A British mother has spoken of her devastation after discovering that the body returned to her following the tragic Air India crash was not that of her son.

Amanda Donaghey, whose son Fiongal Greenlaw-Meek died alongside his husband Jamie in the crash of Air India Flight 171, was preparing to lay her son to rest in the UK when a second DNA test revealed a harrowing mistake: the remains she had received were not his.

Fiongal, 39, and Jamie, 45, had been returning from a holiday in India celebrating their wedding anniversary when their flight crashed shortly after takeoff from Ahmedabad on 12 June. The Boeing 787 aircraft went down in a residential area, killing 260 people on board and one person on the ground. It was the first fatal incident involving the Dreamliner model.

Ms Donaghey, who had travelled from her home in France to India to oversee the repatriation, was initially told by Indian authorities that her son’s body had been identified through DNA testing. However, upon arrival in the UK, a British coroner ordered a second test which confirmed the remains were not Fiongal’s.

 Fiongal Greenlaw-Meek and Jamie Greenlaw-Meek

“We don’t know what poor person is in that casket,” she told reporters. “This is an appalling thing to have happened.”

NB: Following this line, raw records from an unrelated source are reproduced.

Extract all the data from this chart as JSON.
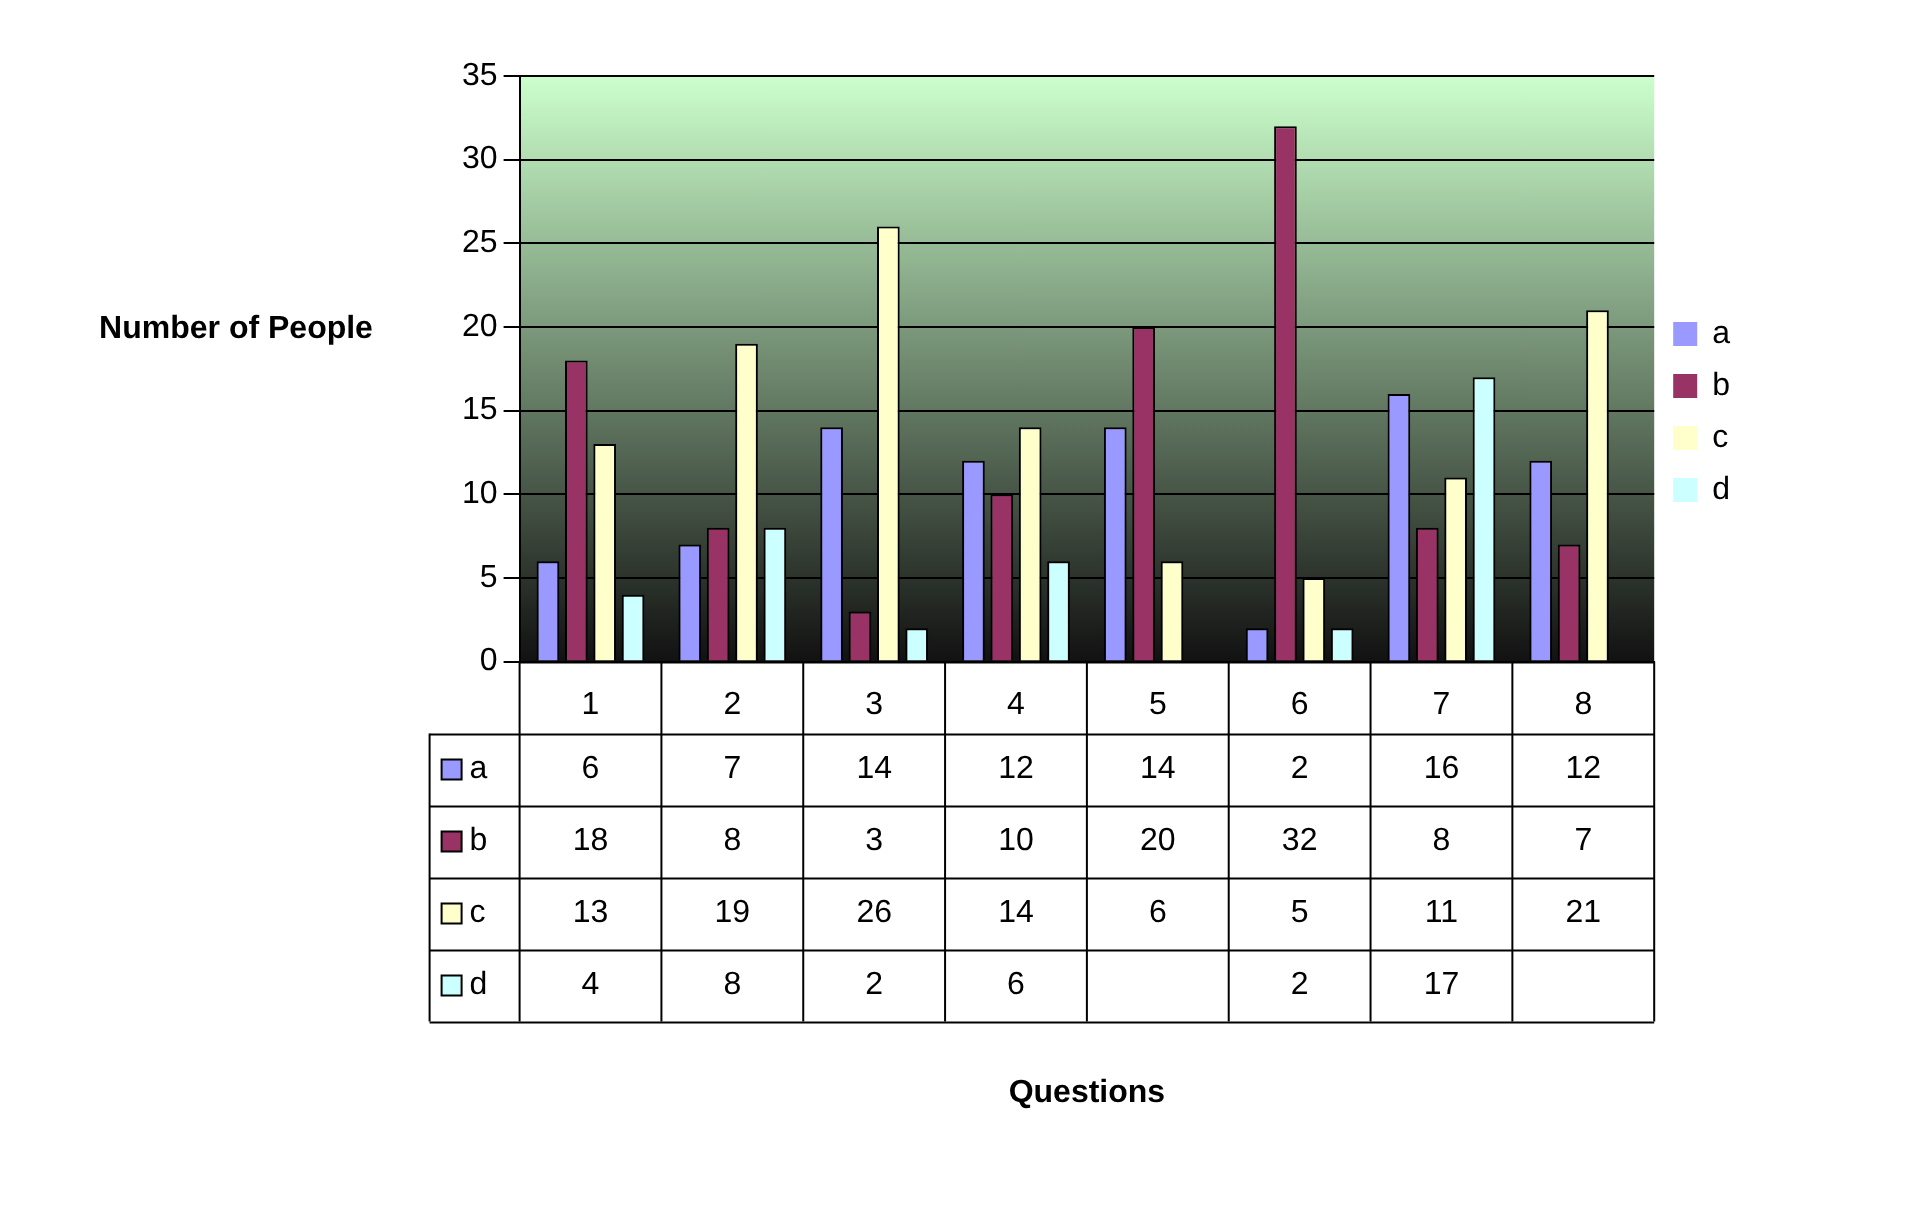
{
  "chart_data": {
    "type": "bar",
    "annotations": [
      "Questions"
    ],
    "ylabel": "Number of People",
    "categories": [
      "1",
      "2",
      "3",
      "4",
      "5",
      "6",
      "7",
      "8"
    ],
    "series": [
      {
        "name": "a",
        "color": "#9999ff",
        "values": [
          6,
          7,
          14,
          12,
          14,
          2,
          16,
          12
        ]
      },
      {
        "name": "b",
        "color": "#993366",
        "values": [
          18,
          8,
          3,
          10,
          20,
          32,
          8,
          7
        ]
      },
      {
        "name": "c",
        "color": "#ffffcc",
        "values": [
          13,
          19,
          26,
          14,
          6,
          5,
          11,
          21
        ]
      },
      {
        "name": "d",
        "color": "#ccffff",
        "values": [
          4,
          8,
          2,
          6,
          null,
          2,
          17,
          null
        ]
      }
    ],
    "ylim": [
      0,
      35
    ],
    "yticks": [
      0,
      5,
      10,
      15,
      20,
      25,
      30,
      35
    ],
    "grid": "y",
    "legend": "right",
    "data_labels": true
  }
}
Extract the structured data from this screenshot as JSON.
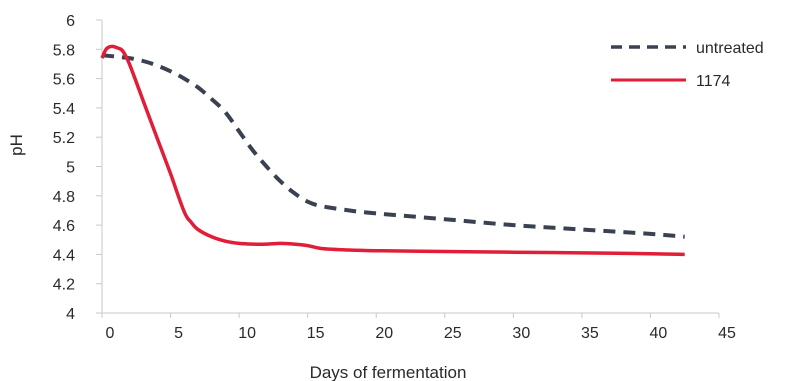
{
  "chart_data": {
    "type": "line",
    "title": "",
    "xlabel": "Days of fermentation",
    "ylabel": "pH",
    "xlim": [
      0,
      45
    ],
    "ylim": [
      4,
      6
    ],
    "x_ticks": [
      0,
      5,
      10,
      15,
      20,
      25,
      30,
      35,
      40,
      45
    ],
    "y_ticks": [
      4,
      4.2,
      4.4,
      4.6,
      4.8,
      5,
      5.2,
      5.4,
      5.6,
      5.8,
      6
    ],
    "x_tick_labels": [
      "0",
      "5",
      "10",
      "15",
      "20",
      "25",
      "30",
      "35",
      "40",
      "45"
    ],
    "y_tick_labels": [
      "4",
      "4.2",
      "4.4",
      "4.6",
      "4.8",
      "5",
      "5.2",
      "5.4",
      "5.6",
      "5.8",
      "6"
    ],
    "grid": false,
    "legend_position": "top-right",
    "series": [
      {
        "name": "untreated",
        "color": "#3a4252",
        "style": "dashed",
        "x": [
          0,
          1,
          2,
          3,
          4,
          5,
          6,
          7,
          8,
          9,
          10,
          11,
          12,
          13,
          14,
          15,
          16,
          18,
          20,
          25,
          30,
          35,
          40,
          42.5
        ],
        "y": [
          5.76,
          5.75,
          5.74,
          5.72,
          5.69,
          5.65,
          5.6,
          5.54,
          5.46,
          5.37,
          5.24,
          5.11,
          5.0,
          4.9,
          4.82,
          4.76,
          4.73,
          4.7,
          4.68,
          4.64,
          4.6,
          4.57,
          4.54,
          4.52
        ]
      },
      {
        "name": "1174",
        "color": "#e01e37",
        "style": "solid",
        "x": [
          0,
          0.3,
          0.7,
          1.1,
          1.5,
          2,
          3,
          4,
          5,
          6,
          6.5,
          7,
          8,
          9,
          10,
          11,
          12,
          13,
          14,
          15,
          16,
          18,
          20,
          25,
          30,
          35,
          40,
          42.5
        ],
        "y": [
          5.74,
          5.8,
          5.82,
          5.81,
          5.79,
          5.7,
          5.45,
          5.2,
          4.95,
          4.69,
          4.62,
          4.57,
          4.52,
          4.49,
          4.475,
          4.47,
          4.47,
          4.475,
          4.47,
          4.46,
          4.44,
          4.43,
          4.425,
          4.42,
          4.415,
          4.41,
          4.405,
          4.4
        ]
      }
    ]
  }
}
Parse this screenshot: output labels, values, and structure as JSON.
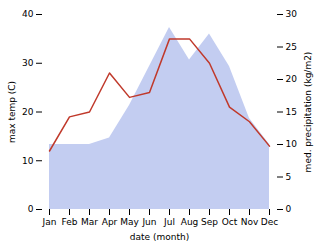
{
  "chart_data": {
    "type": "line",
    "xlabel": "date (month)",
    "ylabel": "max temp (C)",
    "y2label": "med. precipitation (kg/m2)",
    "categories": [
      "Jan",
      "Feb",
      "Mar",
      "Apr",
      "May",
      "Jun",
      "Jul",
      "Aug",
      "Sep",
      "Oct",
      "Nov",
      "Dec"
    ],
    "series": [
      {
        "type": "area",
        "axis": "y2",
        "color": "#b8c4ee",
        "values": [
          10,
          10,
          10,
          11,
          16,
          22,
          28,
          23,
          27,
          22,
          14,
          10
        ]
      },
      {
        "type": "line",
        "color": "#c0392b",
        "values": [
          12,
          19,
          20,
          28,
          23,
          24,
          35,
          35,
          30,
          21,
          18,
          13
        ]
      }
    ],
    "ylim": [
      0,
      40
    ],
    "yticks": [
      0,
      10,
      20,
      30,
      40
    ],
    "y2lim": [
      0,
      30
    ],
    "y2ticks": [
      0,
      5,
      10,
      15,
      20,
      25,
      30
    ],
    "grid": false
  }
}
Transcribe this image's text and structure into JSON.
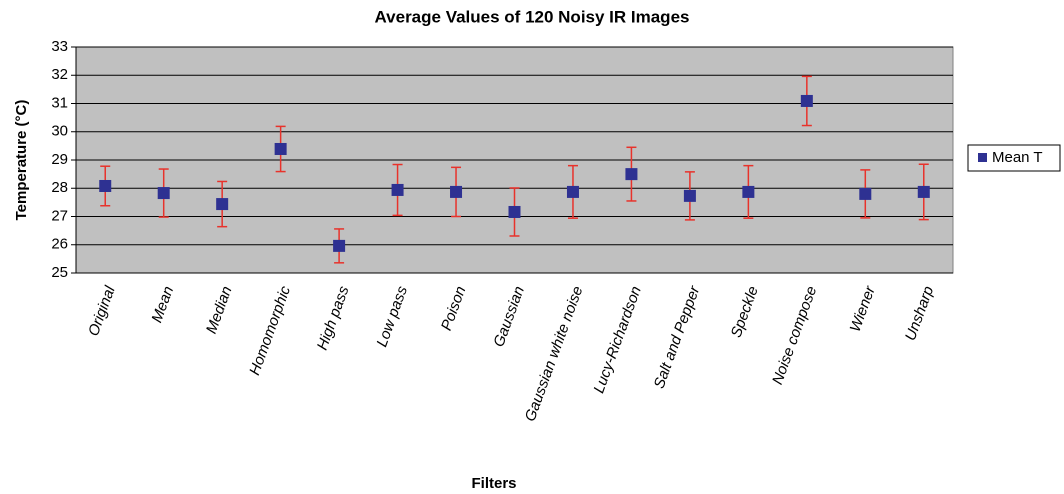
{
  "chart_data": {
    "type": "errorbar",
    "title": "Average Values of 120 Noisy IR Images",
    "xlabel": "Filters",
    "ylabel": "Temperature (°C)",
    "categories": [
      "Original",
      "Mean",
      "Median",
      "Homomorphic",
      "High pass",
      "Low pass",
      "Poison",
      "Gaussian",
      "Gaussian white noise",
      "Lucy-Richardson",
      "Salt and Pepper",
      "Speckle",
      "Noise compose",
      "Wiener",
      "Unsharp"
    ],
    "series": [
      {
        "name": "Mean T",
        "color": "#2e3192",
        "error_color": "#e8322b",
        "values": [
          28.08,
          27.83,
          27.44,
          29.39,
          25.96,
          27.94,
          27.87,
          27.16,
          27.87,
          28.5,
          27.73,
          27.87,
          31.09,
          27.8,
          27.87
        ],
        "errors": [
          0.7,
          0.85,
          0.8,
          0.8,
          0.6,
          0.9,
          0.87,
          0.85,
          0.93,
          0.95,
          0.85,
          0.93,
          0.87,
          0.85,
          0.98
        ]
      }
    ],
    "ylim": [
      25,
      33
    ],
    "yticks": [
      25,
      26,
      27,
      28,
      29,
      30,
      31,
      32,
      33
    ],
    "grid": true,
    "legend": "right"
  }
}
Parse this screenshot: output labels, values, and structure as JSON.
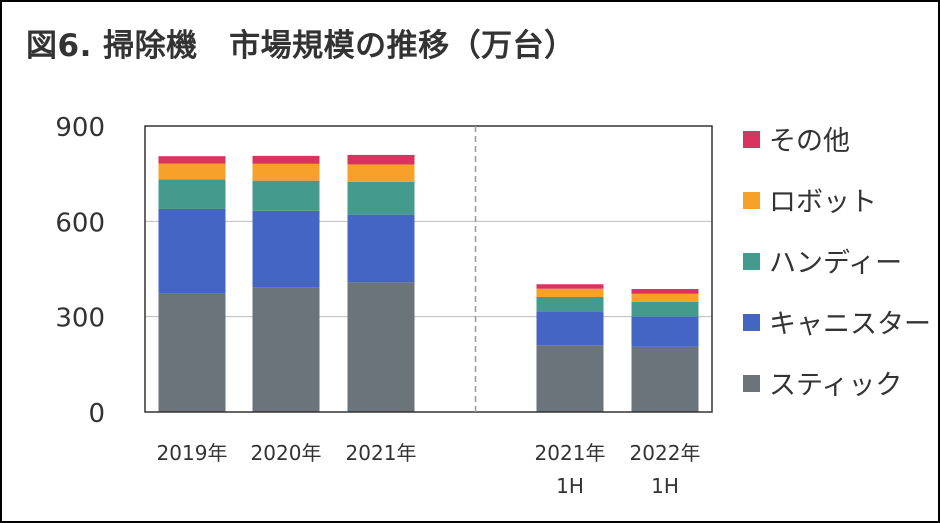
{
  "chart_data": {
    "type": "bar",
    "stacked": true,
    "title": "図6. 掃除機　市場規模の推移（万台）",
    "xlabel": "",
    "ylabel": "",
    "ylim": [
      0,
      900
    ],
    "yticks": [
      0,
      300,
      600,
      900
    ],
    "grid": true,
    "legend_position": "right",
    "groups": [
      {
        "categories": [
          {
            "id": "2019",
            "lines": [
              "2019年"
            ]
          },
          {
            "id": "2020",
            "lines": [
              "2020年"
            ]
          },
          {
            "id": "2021",
            "lines": [
              "2021年"
            ]
          }
        ]
      },
      {
        "categories": [
          {
            "id": "2021-1h",
            "lines": [
              "2021年",
              "1H"
            ]
          },
          {
            "id": "2022-1h",
            "lines": [
              "2022年",
              "1H"
            ]
          }
        ]
      }
    ],
    "series": [
      {
        "name": "スティック",
        "color": "#6b737b",
        "values": [
          372,
          393,
          408,
          210,
          205
        ]
      },
      {
        "name": "キャニスター",
        "color": "#4565c4",
        "values": [
          267,
          240,
          213,
          107,
          95
        ]
      },
      {
        "name": "ハンディー",
        "color": "#449a8c",
        "values": [
          93,
          95,
          103,
          45,
          47
        ]
      },
      {
        "name": "ロボット",
        "color": "#f7a02a",
        "values": [
          50,
          53,
          55,
          26,
          25
        ]
      },
      {
        "name": "その他",
        "color": "#d9345f",
        "values": [
          23,
          25,
          30,
          14,
          15
        ]
      }
    ]
  }
}
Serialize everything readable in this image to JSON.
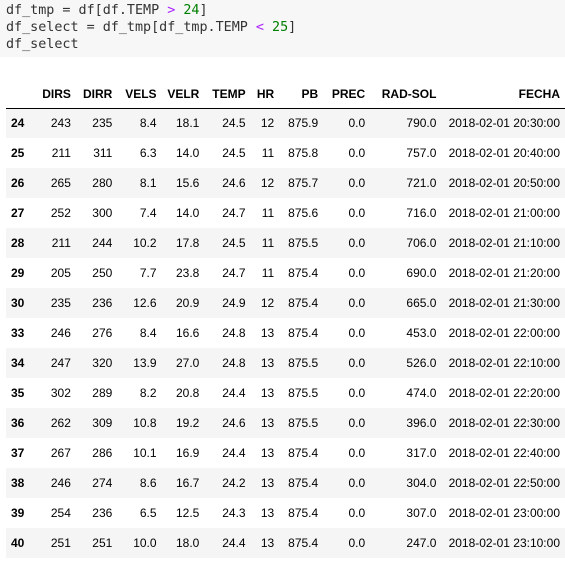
{
  "code_cell": {
    "partial_line": [
      "df_tmp",
      " = ",
      "df[df.TEMP",
      " > ",
      "24]"
    ],
    "line1": {
      "a": "df_tmp = df[df.TEMP ",
      "op": ">",
      "sp": " ",
      "num": "24",
      "b": "]"
    },
    "line2": {
      "a": "df_select = df_tmp[df_tmp.TEMP ",
      "op": "<",
      "sp": " ",
      "num": "25",
      "b": "]"
    },
    "line3": "df_select"
  },
  "table": {
    "columns": [
      "",
      "DIRS",
      "DIRR",
      "VELS",
      "VELR",
      "TEMP",
      "HR",
      "PB",
      "PREC",
      "RAD-SOL",
      "FECHA"
    ],
    "rows": [
      [
        "24",
        "243",
        "235",
        "8.4",
        "18.1",
        "24.5",
        "12",
        "875.9",
        "0.0",
        "790.0",
        "2018-02-01 20:30:00"
      ],
      [
        "25",
        "211",
        "311",
        "6.3",
        "14.0",
        "24.5",
        "11",
        "875.8",
        "0.0",
        "757.0",
        "2018-02-01 20:40:00"
      ],
      [
        "26",
        "265",
        "280",
        "8.1",
        "15.6",
        "24.6",
        "12",
        "875.7",
        "0.0",
        "721.0",
        "2018-02-01 20:50:00"
      ],
      [
        "27",
        "252",
        "300",
        "7.4",
        "14.0",
        "24.7",
        "11",
        "875.6",
        "0.0",
        "716.0",
        "2018-02-01 21:00:00"
      ],
      [
        "28",
        "211",
        "244",
        "10.2",
        "17.8",
        "24.5",
        "11",
        "875.5",
        "0.0",
        "706.0",
        "2018-02-01 21:10:00"
      ],
      [
        "29",
        "205",
        "250",
        "7.7",
        "23.8",
        "24.7",
        "11",
        "875.4",
        "0.0",
        "690.0",
        "2018-02-01 21:20:00"
      ],
      [
        "30",
        "235",
        "236",
        "12.6",
        "20.9",
        "24.9",
        "12",
        "875.4",
        "0.0",
        "665.0",
        "2018-02-01 21:30:00"
      ],
      [
        "33",
        "246",
        "276",
        "8.4",
        "16.6",
        "24.8",
        "13",
        "875.4",
        "0.0",
        "453.0",
        "2018-02-01 22:00:00"
      ],
      [
        "34",
        "247",
        "320",
        "13.9",
        "27.0",
        "24.8",
        "13",
        "875.5",
        "0.0",
        "526.0",
        "2018-02-01 22:10:00"
      ],
      [
        "35",
        "302",
        "289",
        "8.2",
        "20.8",
        "24.4",
        "13",
        "875.5",
        "0.0",
        "474.0",
        "2018-02-01 22:20:00"
      ],
      [
        "36",
        "262",
        "309",
        "10.8",
        "19.2",
        "24.6",
        "13",
        "875.5",
        "0.0",
        "396.0",
        "2018-02-01 22:30:00"
      ],
      [
        "37",
        "267",
        "286",
        "10.1",
        "16.9",
        "24.4",
        "13",
        "875.4",
        "0.0",
        "317.0",
        "2018-02-01 22:40:00"
      ],
      [
        "38",
        "246",
        "274",
        "8.6",
        "16.7",
        "24.2",
        "13",
        "875.4",
        "0.0",
        "304.0",
        "2018-02-01 22:50:00"
      ],
      [
        "39",
        "254",
        "236",
        "6.5",
        "12.5",
        "24.3",
        "13",
        "875.4",
        "0.0",
        "307.0",
        "2018-02-01 23:00:00"
      ],
      [
        "40",
        "251",
        "251",
        "10.0",
        "18.0",
        "24.4",
        "13",
        "875.4",
        "0.0",
        "247.0",
        "2018-02-01 23:10:00"
      ]
    ]
  },
  "colors": {
    "code_background": "#f7f7f7",
    "operator": "#aa22ff",
    "number": "#008000",
    "row_stripe": "#f5f5f5"
  }
}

The mix-up has left the family unable to bury Fiongal alongside Jamie, whose body had already been correctly identified and interred. The couple had shared a final video on social media captioned “Goodbye India” just before boarding the ill-fated flight.

The incident has sparked wider concerns about the handling of victims’ remains. At least one other family has reported receiving the wrong body, and questions are being raised about the thoroughness of the identification process in India. Some victims were reportedly buried without undergoing a second DNA test.

Aviation lawyer James Healey Pratt, representing several bereaved families, said: “These families deserve answers about how this co-mingling of DNA and misidentification of remains occurred.”

The British government has said it is liaising with Indian authorities and has acknowledged the distress caused. The matter is expected to be raised at the highest diplomatic levels, with Sir Keir Starmer reportedly planning to discuss it with Indian Prime Minister Narendra Modi.

Air India has issued an apology and offered interim compensation to affected families, but for Ms Donaghey and others, the pain remains raw.

“We just want to bring Fiongal home,” she said.